A portaria de que me refiro aprova "Norma Técnica de Biossegurança para Laboratórios de Saúde Pública", entendendo-se aí qualquer laboratório que manipula amostras com fins de produzir relatórios (laudos) de interesse da saúde pública. Nesse bojo estão incluídos os Laboratórios Centrais (LACEN´s), os quais integram a Rede Nacional de Laboratórios de Saúde Pública e demais laboratórios legalmente constituídos.
De acordo com a Portaria, as motivações do Ministério da Saúde para a sua publicação são: 1) a necessidade dos Laboratórios de Saúde Pública implantar e garantir a execução de medidas de Biossegurança; 2) as medidas de Biossegurança devem estar articuladas com o sistema de gestão da qualidade; 3) os objetivos os requisitos de Biossegurança para a aplicação por parte da Direção e profissionais dos Laboratórios de Saúde Pública devem estar claros; 4) respaldo das Portarias  nº 2606/GM/MS, de 28 de dezembro de 2005, e nº 70/SVS/MS, de 8 de julho de 2008, que exigem que os laboratórios implementem medidas de Biossegurança.
LACEN-BA
LACEN-GO

No Art. 2º a Portaria 3.204 determina que os Requisitos de Biossegurança elencados sejam observados e exigidos durante as atividades de avaliação e supervisão, realizadas pela Secretaria de Vigilância em Saúde, às unidades laboratoriais das sub-redes vinculadas às Redes de Vigilância Epidemiológica e de Saúde Ambiental.
Se algum gestor ou dirigente de serviço laboratorial de alguma forma se amparava na ausência de legislação clara para nortear a sua conduta acerca desse assunto, não terá mais esse argumento.

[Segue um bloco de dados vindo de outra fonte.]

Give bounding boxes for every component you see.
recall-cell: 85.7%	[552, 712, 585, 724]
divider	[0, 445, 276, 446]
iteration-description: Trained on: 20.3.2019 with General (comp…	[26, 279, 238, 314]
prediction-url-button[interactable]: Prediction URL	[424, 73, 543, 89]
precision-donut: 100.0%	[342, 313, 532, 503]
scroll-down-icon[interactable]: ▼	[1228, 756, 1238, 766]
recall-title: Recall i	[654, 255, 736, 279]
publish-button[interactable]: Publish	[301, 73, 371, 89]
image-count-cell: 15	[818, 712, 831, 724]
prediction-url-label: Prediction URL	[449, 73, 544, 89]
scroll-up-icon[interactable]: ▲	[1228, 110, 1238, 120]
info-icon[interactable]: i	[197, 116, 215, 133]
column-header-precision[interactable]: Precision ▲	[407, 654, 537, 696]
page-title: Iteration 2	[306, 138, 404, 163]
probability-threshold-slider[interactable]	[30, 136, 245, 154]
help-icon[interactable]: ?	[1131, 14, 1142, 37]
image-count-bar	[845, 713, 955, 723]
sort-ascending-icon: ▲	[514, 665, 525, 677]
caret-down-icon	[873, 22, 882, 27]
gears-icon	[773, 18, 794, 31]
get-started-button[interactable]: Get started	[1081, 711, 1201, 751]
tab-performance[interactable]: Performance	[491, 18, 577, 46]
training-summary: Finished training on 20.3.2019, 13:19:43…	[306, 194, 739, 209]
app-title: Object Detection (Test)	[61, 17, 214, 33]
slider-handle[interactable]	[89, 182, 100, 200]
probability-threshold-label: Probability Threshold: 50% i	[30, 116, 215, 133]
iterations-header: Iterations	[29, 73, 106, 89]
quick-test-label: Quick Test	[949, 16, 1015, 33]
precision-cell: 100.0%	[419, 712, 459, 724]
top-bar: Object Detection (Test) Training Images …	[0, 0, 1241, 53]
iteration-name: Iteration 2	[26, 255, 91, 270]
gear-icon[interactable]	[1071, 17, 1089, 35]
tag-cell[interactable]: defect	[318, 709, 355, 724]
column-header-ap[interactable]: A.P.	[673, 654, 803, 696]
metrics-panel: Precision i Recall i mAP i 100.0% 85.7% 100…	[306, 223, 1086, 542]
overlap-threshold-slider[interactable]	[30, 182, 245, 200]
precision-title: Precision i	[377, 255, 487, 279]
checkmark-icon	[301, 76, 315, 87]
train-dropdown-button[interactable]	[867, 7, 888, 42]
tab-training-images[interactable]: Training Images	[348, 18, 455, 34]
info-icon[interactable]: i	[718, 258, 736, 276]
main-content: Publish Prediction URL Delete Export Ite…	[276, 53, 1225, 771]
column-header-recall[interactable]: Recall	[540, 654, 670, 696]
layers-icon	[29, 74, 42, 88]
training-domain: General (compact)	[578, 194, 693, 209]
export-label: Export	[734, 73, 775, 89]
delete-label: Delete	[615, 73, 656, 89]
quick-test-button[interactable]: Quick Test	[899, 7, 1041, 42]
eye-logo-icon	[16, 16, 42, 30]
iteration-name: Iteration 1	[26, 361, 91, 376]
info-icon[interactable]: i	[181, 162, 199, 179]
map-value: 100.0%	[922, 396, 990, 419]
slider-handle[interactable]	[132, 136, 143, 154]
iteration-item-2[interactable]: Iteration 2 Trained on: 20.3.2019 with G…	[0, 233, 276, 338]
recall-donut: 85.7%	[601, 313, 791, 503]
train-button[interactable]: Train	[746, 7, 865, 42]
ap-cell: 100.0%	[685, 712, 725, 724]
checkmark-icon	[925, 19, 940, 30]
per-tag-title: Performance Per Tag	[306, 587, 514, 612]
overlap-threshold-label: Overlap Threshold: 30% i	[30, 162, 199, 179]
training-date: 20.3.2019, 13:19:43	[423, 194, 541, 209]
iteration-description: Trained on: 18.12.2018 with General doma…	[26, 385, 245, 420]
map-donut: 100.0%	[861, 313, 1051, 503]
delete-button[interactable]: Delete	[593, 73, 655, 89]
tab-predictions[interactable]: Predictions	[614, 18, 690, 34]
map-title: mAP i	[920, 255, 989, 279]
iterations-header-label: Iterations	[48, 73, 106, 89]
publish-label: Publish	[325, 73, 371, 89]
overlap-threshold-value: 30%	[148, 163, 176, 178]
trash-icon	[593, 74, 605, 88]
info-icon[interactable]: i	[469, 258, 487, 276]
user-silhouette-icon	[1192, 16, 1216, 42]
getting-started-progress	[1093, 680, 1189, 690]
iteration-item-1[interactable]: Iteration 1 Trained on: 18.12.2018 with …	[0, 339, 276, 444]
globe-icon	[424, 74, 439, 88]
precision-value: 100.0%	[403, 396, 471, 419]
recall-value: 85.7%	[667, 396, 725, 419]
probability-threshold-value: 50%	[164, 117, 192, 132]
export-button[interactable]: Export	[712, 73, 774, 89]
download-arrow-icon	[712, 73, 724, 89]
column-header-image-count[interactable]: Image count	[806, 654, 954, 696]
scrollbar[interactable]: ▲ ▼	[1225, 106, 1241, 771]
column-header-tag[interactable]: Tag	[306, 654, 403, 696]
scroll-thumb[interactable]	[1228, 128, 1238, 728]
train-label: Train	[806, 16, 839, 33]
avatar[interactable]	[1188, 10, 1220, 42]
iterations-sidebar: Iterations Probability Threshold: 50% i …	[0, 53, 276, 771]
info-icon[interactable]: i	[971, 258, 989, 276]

Terá que conhecer os requisitos gerais e zelar pela aplicação dos mesmo que em nada mudou para os estudiosos dessa área. A diferença é que agora estão amparados legalmente.
Para quem está tendo o primeiro contato com esse assunto, vale destacar um trecho do objetivo dos Requisitos Gerais: "... prevenir, controlar, reduzir e/ou eliminar os fatores de risco inerentes aos processos de trabalho que possam comprometer a saúde humana, animal, vegetal, o meio ambiente e a qualidade do trabalho realizado".
Por fim, essa Portaria também servirá para dirimir de uma vez por todas a idéia equivocada de que qualidade e biossegurança são grandezas distintas e que devem ser consideradas distintamente.Que fique claro que não dá para desvincular essas duas propriedades: Não é possível um trabalho de qualidade que negligencia os princípios de biossegurança.